Erin French, owner and chef of the illustrious Maine restaurant The Lost Kitchen, has had a winding road to success and she’s sharing it all in her new memoir, Finding Freedom. Erin recounts the highs and lows of her life so far and tells Zibby that while reliving it all was incredibly hard, she knows that if her story helps just one person then it would have all been worth it.


Zibby Owens: Welcome, Erin. Thank you so much for coming on “Moms Don’t Have Time to Read Books” to discuss Finding Freedom: A Cook’s Story; Remaking a Life from Scratch.

Erin French: Thanks for having me.

Zibby: It’s my pleasure. Wow, you have such an amazing life story. You wrote about it so beautifully in this book. Would you mind just telling listeners why you even decided to write this memoir and what it’s essentially about?

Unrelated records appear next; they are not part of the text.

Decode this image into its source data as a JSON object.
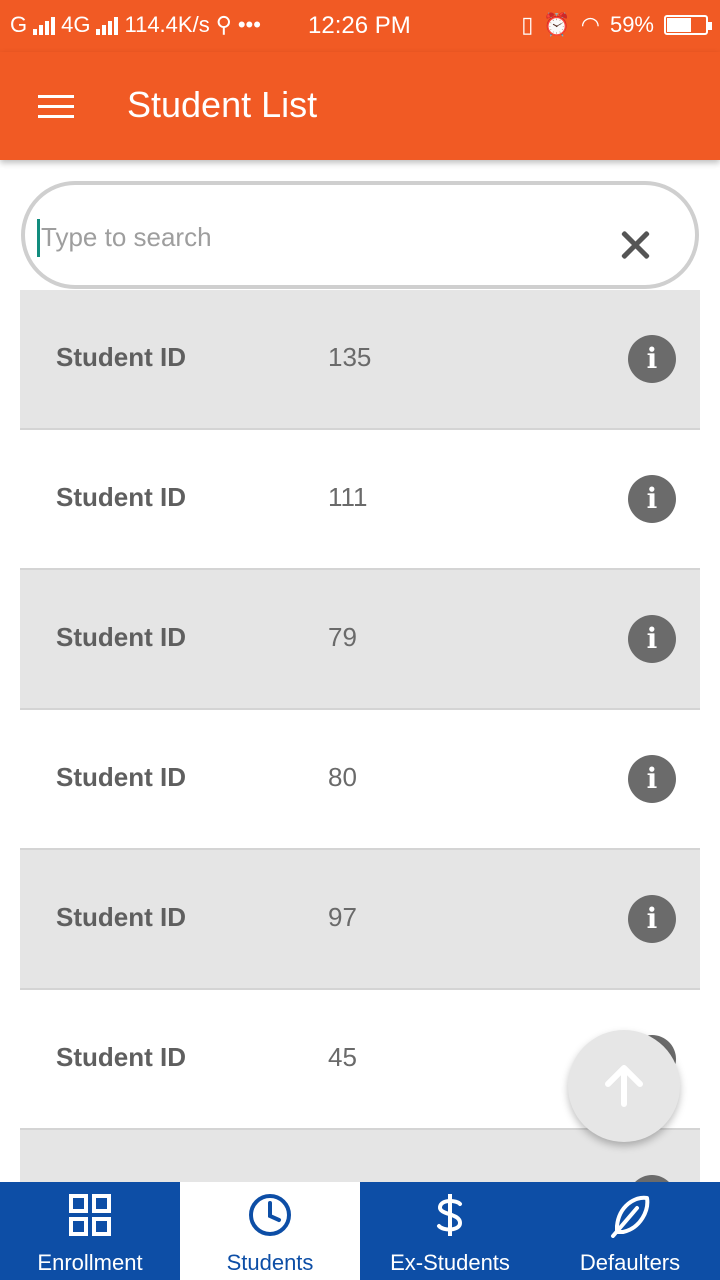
{
  "status_bar": {
    "network_left": "G",
    "network_4g": "4G",
    "speed": "114.4K/s",
    "dots": "•••",
    "time": "12:26 PM",
    "battery": "59%"
  },
  "app_bar": {
    "title": "Student List"
  },
  "search": {
    "placeholder": "Type to search",
    "value": ""
  },
  "list": {
    "items": [
      {
        "label": "Student ID",
        "value": "135"
      },
      {
        "label": "Student ID",
        "value": "111"
      },
      {
        "label": "Student ID",
        "value": "79"
      },
      {
        "label": "Student ID",
        "value": "80"
      },
      {
        "label": "Student ID",
        "value": "97"
      },
      {
        "label": "Student ID",
        "value": "45"
      }
    ]
  },
  "bottom_nav": {
    "tabs": [
      {
        "label": "Enrollment",
        "icon": "grid-icon"
      },
      {
        "label": "Students",
        "icon": "clock-icon",
        "active": true
      },
      {
        "label": "Ex-Students",
        "icon": "dollar-icon"
      },
      {
        "label": "Defaulters",
        "icon": "feather-icon"
      }
    ]
  },
  "colors": {
    "app_bar": "#f15a24",
    "bottom_nav": "#0d4ea6",
    "row_shaded": "#e5e5e5"
  }
}
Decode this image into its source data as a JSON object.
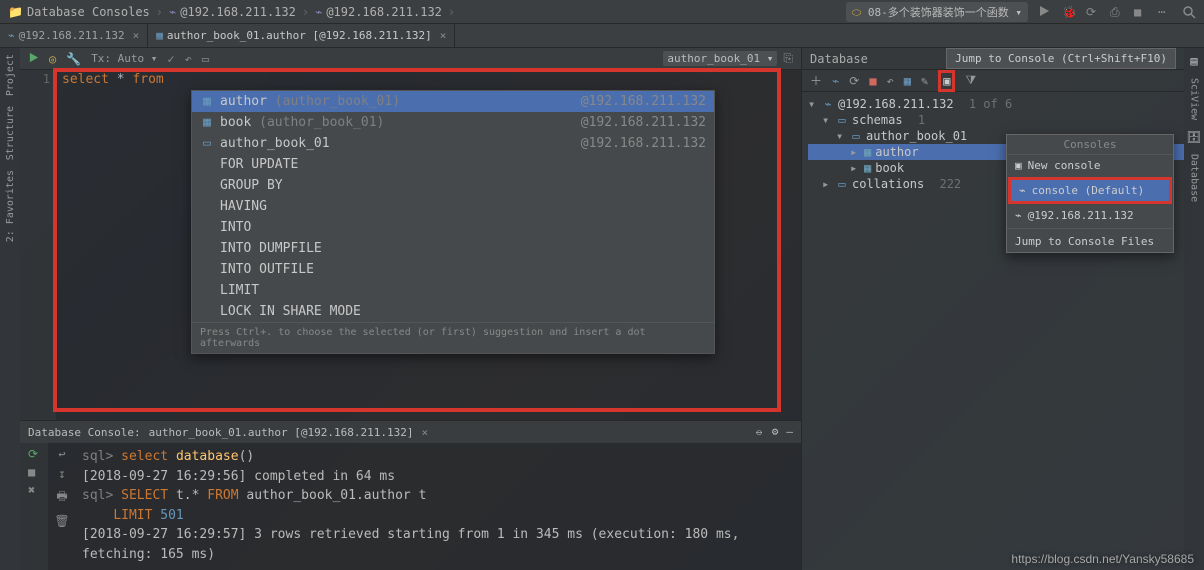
{
  "breadcrumbs": {
    "root": "Database Consoles",
    "item1": "@192.168.211.132",
    "item2": "@192.168.211.132"
  },
  "runConfig": "08-多个装饰器装饰一个函数",
  "tabs": {
    "tab1": "@192.168.211.132",
    "tab2": "author_book_01.author [@192.168.211.132]"
  },
  "editorToolbar": {
    "txMode": "Tx: Auto",
    "schema": "author_book_01"
  },
  "editor": {
    "lineNum": "1",
    "code": {
      "select": "select",
      "star": "*",
      "from": "from"
    }
  },
  "completion": {
    "rows": [
      {
        "label": "author",
        "dim": "(author_book_01)",
        "right": "@192.168.211.132",
        "icon": "▦"
      },
      {
        "label": "book",
        "dim": "(author_book_01)",
        "right": "@192.168.211.132",
        "icon": "▦"
      },
      {
        "label": "author_book_01",
        "dim": "",
        "right": "@192.168.211.132",
        "icon": "▭"
      },
      {
        "label": "FOR UPDATE",
        "dim": "",
        "right": "",
        "icon": ""
      },
      {
        "label": "GROUP BY",
        "dim": "",
        "right": "",
        "icon": ""
      },
      {
        "label": "HAVING",
        "dim": "",
        "right": "",
        "icon": ""
      },
      {
        "label": "INTO",
        "dim": "",
        "right": "",
        "icon": ""
      },
      {
        "label": "INTO DUMPFILE",
        "dim": "",
        "right": "",
        "icon": ""
      },
      {
        "label": "INTO OUTFILE",
        "dim": "",
        "right": "",
        "icon": ""
      },
      {
        "label": "LIMIT",
        "dim": "",
        "right": "",
        "icon": ""
      },
      {
        "label": "LOCK IN SHARE MODE",
        "dim": "",
        "right": "",
        "icon": ""
      }
    ],
    "footer": "Press Ctrl+. to choose the selected (or first) suggestion and insert a dot afterwards"
  },
  "console": {
    "title": "Database Console:",
    "tab": "author_book_01.author [@192.168.211.132]",
    "lines": {
      "p1_prompt": "sql>",
      "p1_kw": "select",
      "p1_fn": "database",
      "p1_paren": "()",
      "l2": "[2018-09-27 16:29:56] completed in 64 ms",
      "p2_prompt": "sql>",
      "p2_kw1": "SELECT",
      "p2_t": "t.*",
      "p2_kw2": "FROM",
      "p2_tbl": "author_book_01.author t",
      "p3_kw": "LIMIT",
      "p3_num": "501",
      "l5": "[2018-09-27 16:29:57] 3 rows retrieved starting from 1 in 345 ms (execution: 180 ms, fetching: 165 ms)"
    }
  },
  "db": {
    "title": "Database",
    "tooltip": "Jump to Console (Ctrl+Shift+F10)",
    "tree": {
      "conn": "@192.168.211.132",
      "connMeta": "1 of 6",
      "schemas": "schemas",
      "schemasCount": "1",
      "schema": "author_book_01",
      "author": "author",
      "book": "book",
      "collations": "collations",
      "collationsCount": "222"
    }
  },
  "consolesPopup": {
    "head": "Consoles",
    "new": "New console",
    "default": "console (Default)",
    "ip": "@192.168.211.132",
    "jump": "Jump to Console Files"
  },
  "sideTabs": {
    "project": "Project",
    "structure": "Structure",
    "favorites": "2: Favorites",
    "sciview": "SciView",
    "database": "Database"
  },
  "watermark": "https://blog.csdn.net/Yansky58685"
}
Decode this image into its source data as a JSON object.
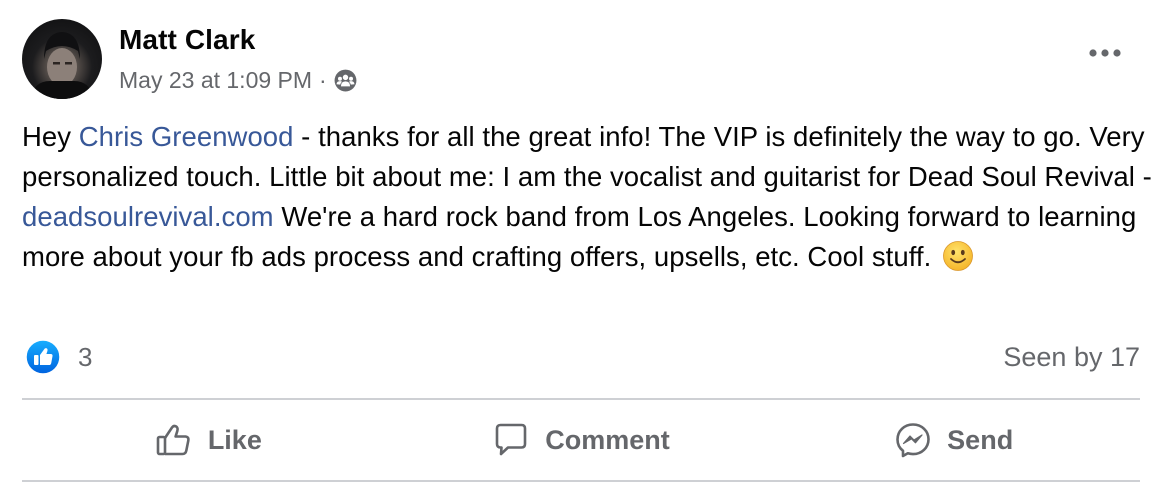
{
  "post": {
    "author": "Matt Clark",
    "timestamp": "May 23 at 1:09 PM",
    "separator": "·",
    "audience_icon": "group-audience-icon",
    "more_icon": "more-options-icon",
    "body": {
      "greeting": "Hey ",
      "mention": "Chris Greenwood",
      "text_1": " - thanks for all the great info!  The VIP is definitely the way to go. Very personalized touch.  Little bit about me:  I am the vocalist and guitarist for Dead Soul Revival - ",
      "link": "deadsoulrevival.com",
      "text_2": "   We're a hard rock band from Los Angeles. Looking forward to learning more about your fb ads process and crafting offers, upsells, etc.  Cool stuff. ",
      "emoji": "slightly-smiling-face"
    },
    "reactions": {
      "icon": "like-reaction-icon",
      "count": "3"
    },
    "seen_by": "Seen by 17",
    "actions": [
      {
        "label": "Like",
        "icon": "thumbs-up-icon"
      },
      {
        "label": "Comment",
        "icon": "comment-bubble-icon"
      },
      {
        "label": "Send",
        "icon": "messenger-icon"
      }
    ]
  },
  "colors": {
    "text": "#050505",
    "secondary": "#65676b",
    "link": "#385898",
    "like_blue": "#1b74e4",
    "divider": "#ced0d4"
  }
}
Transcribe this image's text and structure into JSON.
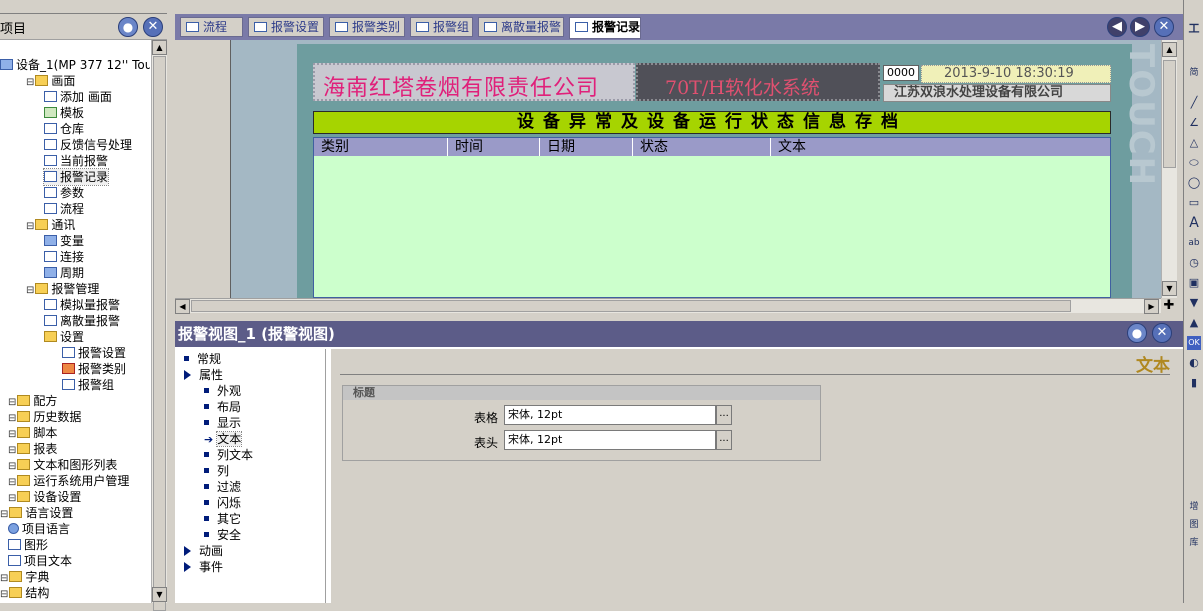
{
  "project_tree": {
    "title": "项目",
    "device": "设备_1(MP 377 12'' Touc",
    "items": [
      {
        "label": "画面",
        "level": 1,
        "icon": "folder-icon"
      },
      {
        "label": "添加 画面",
        "level": 2,
        "icon": "add-screen-icon"
      },
      {
        "label": "模板",
        "level": 2,
        "icon": "template-icon"
      },
      {
        "label": "仓库",
        "level": 2,
        "icon": "screen-icon"
      },
      {
        "label": "反馈信号处理",
        "level": 2,
        "icon": "screen-icon"
      },
      {
        "label": "当前报警",
        "level": 2,
        "icon": "screen-icon"
      },
      {
        "label": "报警记录",
        "level": 2,
        "icon": "screen-icon",
        "selected": true
      },
      {
        "label": "参数",
        "level": 2,
        "icon": "screen-icon"
      },
      {
        "label": "流程",
        "level": 2,
        "icon": "screen-icon"
      },
      {
        "label": "通讯",
        "level": 1,
        "icon": "folder-icon"
      },
      {
        "label": "变量",
        "level": 2,
        "icon": "tag-icon"
      },
      {
        "label": "连接",
        "level": 2,
        "icon": "connection-icon"
      },
      {
        "label": "周期",
        "level": 2,
        "icon": "cycle-icon"
      },
      {
        "label": "报警管理",
        "level": 1,
        "icon": "folder-icon"
      },
      {
        "label": "模拟量报警",
        "level": 2,
        "icon": "analog-alarm-icon"
      },
      {
        "label": "离散量报警",
        "level": 2,
        "icon": "discrete-alarm-icon"
      },
      {
        "label": "设置",
        "level": 2,
        "icon": "settings-icon"
      },
      {
        "label": "报警设置",
        "level": 3,
        "icon": "alarm-settings-icon"
      },
      {
        "label": "报警类别",
        "level": 3,
        "icon": "alarm-class-icon"
      },
      {
        "label": "报警组",
        "level": 3,
        "icon": "alarm-group-icon"
      },
      {
        "label": "配方",
        "level": 0,
        "icon": "folder-icon"
      },
      {
        "label": "历史数据",
        "level": 0,
        "icon": "folder-icon"
      },
      {
        "label": "脚本",
        "level": 0,
        "icon": "folder-icon"
      },
      {
        "label": "报表",
        "level": 0,
        "icon": "folder-icon"
      },
      {
        "label": "文本和图形列表",
        "level": 0,
        "icon": "folder-icon"
      },
      {
        "label": "运行系统用户管理",
        "level": 0,
        "icon": "folder-icon"
      },
      {
        "label": "设备设置",
        "level": 0,
        "icon": "folder-icon"
      },
      {
        "label": "语言设置",
        "level": -1,
        "icon": "folder-icon"
      },
      {
        "label": "项目语言",
        "level": 0,
        "icon": "language-icon"
      },
      {
        "label": "图形",
        "level": 0,
        "icon": "graphics-icon"
      },
      {
        "label": "项目文本",
        "level": 0,
        "icon": "text-icon"
      },
      {
        "label": "字典",
        "level": -1,
        "icon": "folder-icon"
      },
      {
        "label": "结构",
        "level": -1,
        "icon": "folder-icon"
      }
    ]
  },
  "tabs": [
    {
      "label": "流程",
      "active": false
    },
    {
      "label": "报警设置",
      "active": false
    },
    {
      "label": "报警类别",
      "active": false
    },
    {
      "label": "报警组",
      "active": false
    },
    {
      "label": "离散量报警",
      "active": false
    },
    {
      "label": "报警记录",
      "active": true
    }
  ],
  "screen": {
    "company": "海南红塔卷烟有限责任公司",
    "system": "70T/H软化水系统",
    "counter": "0000",
    "datetime": "2013-9-10 18:30:19",
    "supplier": "江苏双浪水处理设备有限公司",
    "banner": "设备异常及设备运行状态信息存档",
    "columns": [
      "类别",
      "时间",
      "日期",
      "状态",
      "文本"
    ],
    "side_logo": "TOUCH"
  },
  "properties": {
    "title": "报警视图_1 (报警视图)",
    "heading": "文本",
    "group_label": "标题",
    "fields": [
      {
        "label": "表格",
        "value": "宋体, 12pt"
      },
      {
        "label": "表头",
        "value": "宋体, 12pt"
      }
    ],
    "tree": [
      {
        "label": "常规",
        "type": "bullet",
        "level": 0
      },
      {
        "label": "属性",
        "type": "expand",
        "level": 0
      },
      {
        "label": "外观",
        "type": "bullet",
        "level": 1
      },
      {
        "label": "布局",
        "type": "bullet",
        "level": 1
      },
      {
        "label": "显示",
        "type": "bullet",
        "level": 1
      },
      {
        "label": "文本",
        "type": "arrow",
        "level": 1,
        "selected": true
      },
      {
        "label": "列文本",
        "type": "bullet",
        "level": 1
      },
      {
        "label": "列",
        "type": "bullet",
        "level": 1
      },
      {
        "label": "过滤",
        "type": "bullet",
        "level": 1
      },
      {
        "label": "闪烁",
        "type": "bullet",
        "level": 1
      },
      {
        "label": "其它",
        "type": "bullet",
        "level": 1
      },
      {
        "label": "安全",
        "type": "bullet",
        "level": 1
      },
      {
        "label": "动画",
        "type": "expand",
        "level": 0
      },
      {
        "label": "事件",
        "type": "expand",
        "level": 0
      }
    ]
  },
  "toolbox": {
    "items": [
      "line-icon",
      "polyline-icon",
      "polygon-icon",
      "ellipse-icon",
      "circle-icon",
      "rectangle-icon",
      "text-icon",
      "io-field-icon",
      "datetime-icon",
      "graphic-io-icon",
      "symbolic-io-icon",
      "graphic-view-icon",
      "button-icon",
      "switch-icon",
      "bar-icon"
    ],
    "labels": [
      "工",
      "简",
      "A",
      "ab",
      "OK",
      "增",
      "图",
      "库"
    ]
  },
  "colors": {
    "accent": "#5c5c88",
    "tab_bar": "#7a7aa8",
    "banner": "#a6d400",
    "alarm_bg": "#ccffcc"
  }
}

Erin: I know some people think, why are you spilling all your guts here in this book? One part was really writing it for myself and writing it because I had a lot of things I hadn’t quite put together yet and I hadn’t quite fully processed or digested in a healthy way. I had to have some closure and put it down in my own words. Part of it was writing it to myself. Then the other part was really to share this story for other people, to give them hope and maybe feel a little less alone if they’ve had their own struggle or their own feelings of deep darkness and despair. To be able to see my own depths and my own highs, maybe that would provide a little bit of inspiration.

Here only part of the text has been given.